Today the relics of the fishing and trapping industry are kept at a series of marine museums that often seem out of place on the prairie landscape. But at the start of the 20th Century, inland fishing on the prairies was a booming industry, expanding rapidly to meet the demands left by the collapse of the freshwater fishing industry on the Great Lakes.

The topic is explored in the March 2010 issue of The Canadian Historical Review by Liza Piper, an Assistant Professor at the University of Alberta.

Western Canadian freshwater fishing was in fact largely dependent on American markets to the south, specifically located in major urban centers like New York city.
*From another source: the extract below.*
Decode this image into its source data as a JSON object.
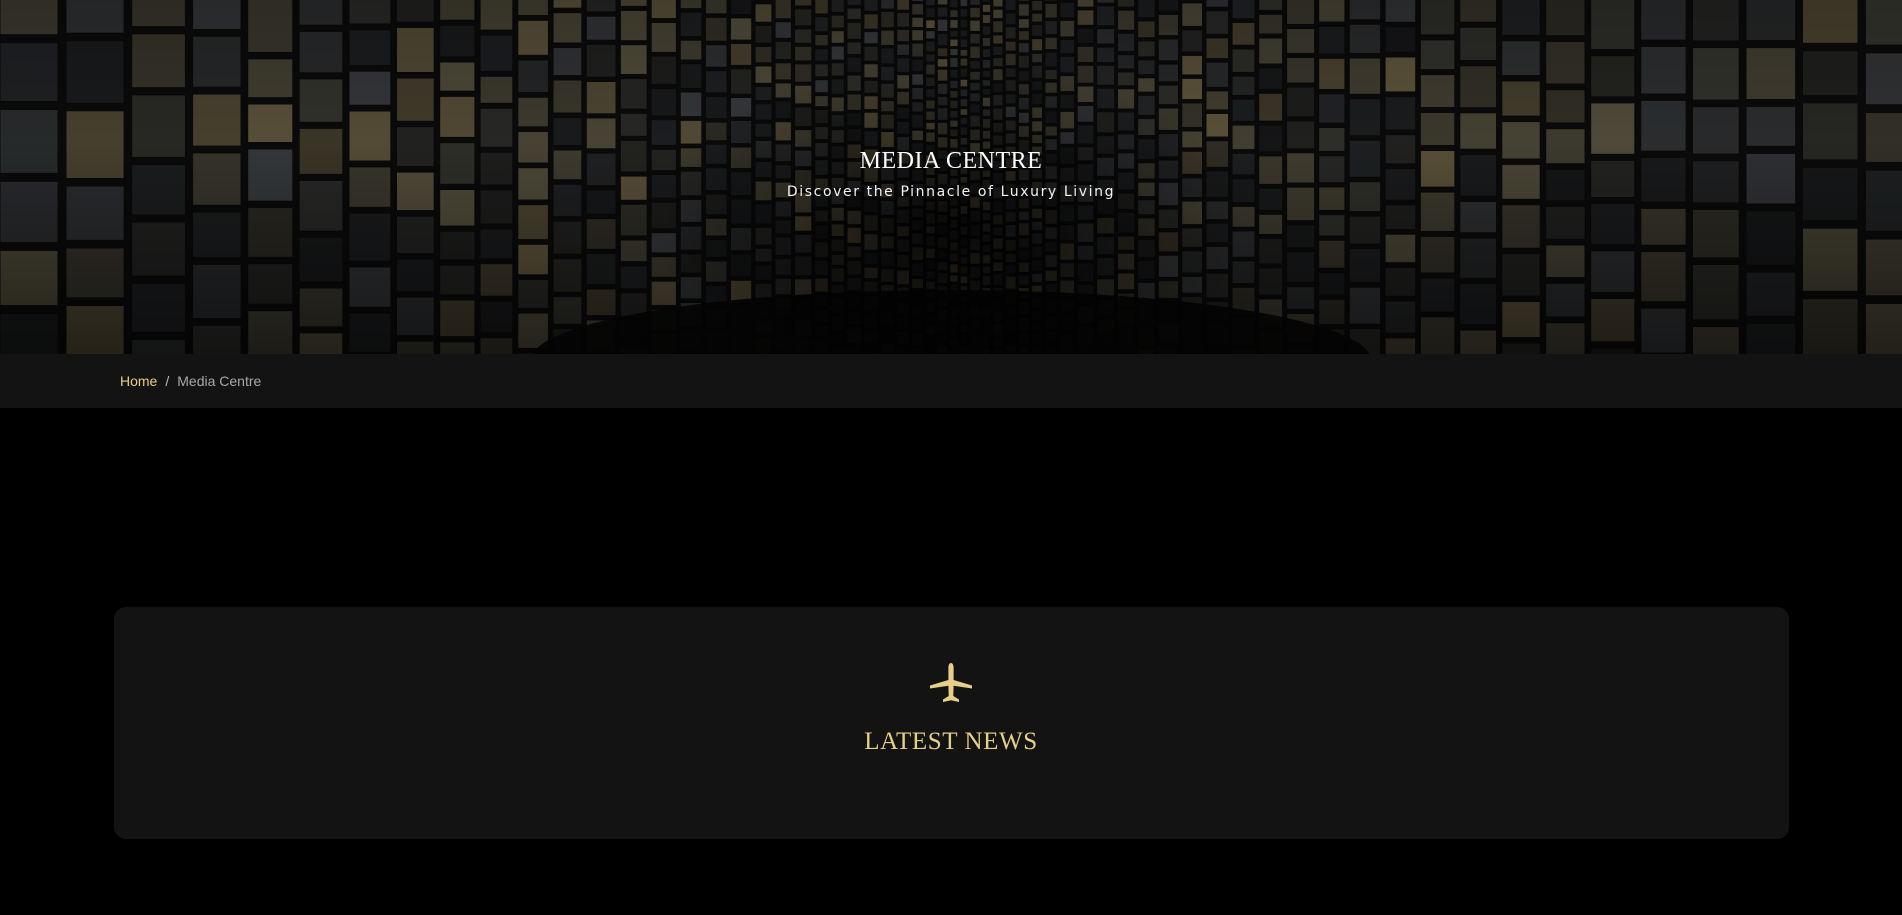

Fresh fish served an important dietary role for Jewish families on the Sabbath.

Freshwater fishing went from the Lake Winnipeg all the way west through Saskatchewan and Alberta to Lake Athabasca in the north. The fishery was an important source of revenue for local fisherman and fish packers, spawning a larger industry.

At the start of the 1930s, drought sweeping across the prairies also had a significant effect on freshwater fish spawning beds. “Whitefish and goldeye production crashed after 1930,” Piper notes, “while the production of other species fluctuated dramatically.” Combined with uncontrolled fishing, the results were disastrous.

But the most significant pressure came from the major markets to the south. Stress on the market brought fish under increased scrutiny, raising a small parasite to larger prominence. 

Triaenophorus, a small parasite found on a variety of Canadian fish, suddenly provided an opportunity to restrict Canadian exports. Piper describes how:

“The peaceable coexistence between Triaenophorus and some of its hosts had allowed parasite-infected but otherwise high-quality fish to be marketed for decades. Economic circumstances in the 1930s prompted the application of the inspection regulations that transformed the parasite and its cyst from a harmless imperfection in fish flesh to a visible object of disgust, brought shipments of tullibee to a halt, and threatened the fishery as a whole.”

Despite government interventions, there were few ways of adequately addressing the issue of the parasite, and the fishing industry continued to decline. The story is an important demonstration of how humans and nature continue to interact and effect each other in an ongoing relationship.

 

Liza Piper is an Assistant Professor of History at the University of Alberta. “Parasites from ‘Alien Shores’: The Decline of Canada’s Freshwater Fishing Industry can be found in the March 2010 issue of The Canadian Historical Review.